明けましておめでとうございます!
今年もよろしくお願いいたします。
Happy New Year everyone. Hope that everyone has enjoyed their Christmas and New Year's Holidays.
We just recently returned from our annual trip to Matsusaka for the New Years. The wife and I left by car to catch up with Anna Mae who left with her grandma to on 12/24. I took the last day of the year off (Friday, 12/28) and we left here at about 1030am. We finally arrived in Matsusaka at about 630pm. It was not a bad trip at all. Most people don't take any more days off than the National Holiday's alot them every year. I decided I would rather beat the crowds.
We arrived in Matsusaka and found Anna Mae playing with her cousins Taiki and Momo. With the three of them together there is complete chaos and some great fun. Although, as always personalities collide and fights occur between Momo and Anna. Of course, 30 seconds later they are the best of friends again.
On New Years day I ended up getting a sinus infection that felt like someone pressing a boot down on the left side of my face. This took me out of commission for about two days. My mistake is that I did not bring enough American headache medicine with me to Matsusaka. Japanese medicine is in a word, weak. The Japanese would like to endure the pain or "Gaman" in Japanese. Americans and myself prefer not to endure this pain.
Finally, my brother-in-law's dad brought some good stuff from the hospital that he runs in Matsusaka. This seemed to fix me up right away.
On Friday 1/4 we left Matsusaka to get back to Inzai. I had thought that since we were leaving earlier than the last day of the New Years Holiday that we would not hit any big traffic jams. I was wrong. We hit 4 on our way back to Inzai. With the last being the longest, a behemoth of 25 kilometers (16 miles) just before arriving in Yokohama.

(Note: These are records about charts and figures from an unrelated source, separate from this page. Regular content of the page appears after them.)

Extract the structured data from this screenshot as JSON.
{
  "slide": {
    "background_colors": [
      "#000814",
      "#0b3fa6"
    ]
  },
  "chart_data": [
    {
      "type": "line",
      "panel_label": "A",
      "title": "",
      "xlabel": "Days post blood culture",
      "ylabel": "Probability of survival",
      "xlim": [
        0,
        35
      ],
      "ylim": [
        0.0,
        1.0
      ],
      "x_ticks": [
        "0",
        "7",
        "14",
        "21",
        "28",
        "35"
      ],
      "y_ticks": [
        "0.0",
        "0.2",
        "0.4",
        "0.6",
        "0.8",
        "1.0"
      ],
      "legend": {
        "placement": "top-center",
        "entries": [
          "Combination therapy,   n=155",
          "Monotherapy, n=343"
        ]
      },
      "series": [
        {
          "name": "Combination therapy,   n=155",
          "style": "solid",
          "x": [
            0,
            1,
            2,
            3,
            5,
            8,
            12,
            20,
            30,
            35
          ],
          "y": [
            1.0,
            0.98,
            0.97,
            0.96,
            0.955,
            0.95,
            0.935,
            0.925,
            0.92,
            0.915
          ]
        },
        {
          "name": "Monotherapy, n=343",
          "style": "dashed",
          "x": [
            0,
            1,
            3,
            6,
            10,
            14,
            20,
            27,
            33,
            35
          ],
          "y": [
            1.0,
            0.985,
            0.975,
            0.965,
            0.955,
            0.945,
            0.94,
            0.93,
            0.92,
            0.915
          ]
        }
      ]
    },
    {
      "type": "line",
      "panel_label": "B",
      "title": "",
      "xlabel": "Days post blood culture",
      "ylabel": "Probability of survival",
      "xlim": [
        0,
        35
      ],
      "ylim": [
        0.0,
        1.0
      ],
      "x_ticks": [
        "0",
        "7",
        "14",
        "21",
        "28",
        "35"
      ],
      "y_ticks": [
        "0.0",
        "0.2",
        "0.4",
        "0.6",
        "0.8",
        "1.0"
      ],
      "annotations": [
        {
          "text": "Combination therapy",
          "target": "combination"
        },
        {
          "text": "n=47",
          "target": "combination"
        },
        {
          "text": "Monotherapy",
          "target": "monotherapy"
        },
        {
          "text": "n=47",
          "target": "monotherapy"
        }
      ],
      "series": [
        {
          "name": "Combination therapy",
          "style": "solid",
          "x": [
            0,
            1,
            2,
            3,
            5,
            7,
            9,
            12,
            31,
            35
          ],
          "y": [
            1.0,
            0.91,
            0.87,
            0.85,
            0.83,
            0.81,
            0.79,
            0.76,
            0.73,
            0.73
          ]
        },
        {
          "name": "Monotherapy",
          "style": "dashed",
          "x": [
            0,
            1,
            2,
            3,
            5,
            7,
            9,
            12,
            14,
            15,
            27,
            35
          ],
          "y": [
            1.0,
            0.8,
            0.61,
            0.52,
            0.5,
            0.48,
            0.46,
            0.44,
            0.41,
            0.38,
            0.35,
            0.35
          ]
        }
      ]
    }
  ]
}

For this trip, we decided to take the 8 kilometer (5 mile) longTokyo Bay Aqualine tunnel that goes beneath the bay between Kawasaki and Chiba Prefecture. This was definitely the way to go. After the traffic jam in
Yokohama we did not see another big jam up the rest of the way home. With the Aqualine, we avoided having to take the Shutoko through downtown Tokyo. We also got to eat at the end of the tunnel above the ocean at the Umi Hotaru (The Firefly of the Sea). This is a rest stop located at the end of the tunnel at the point where a very long bridge connects the tunnel to Chiba Prefecture. This was pretty cool.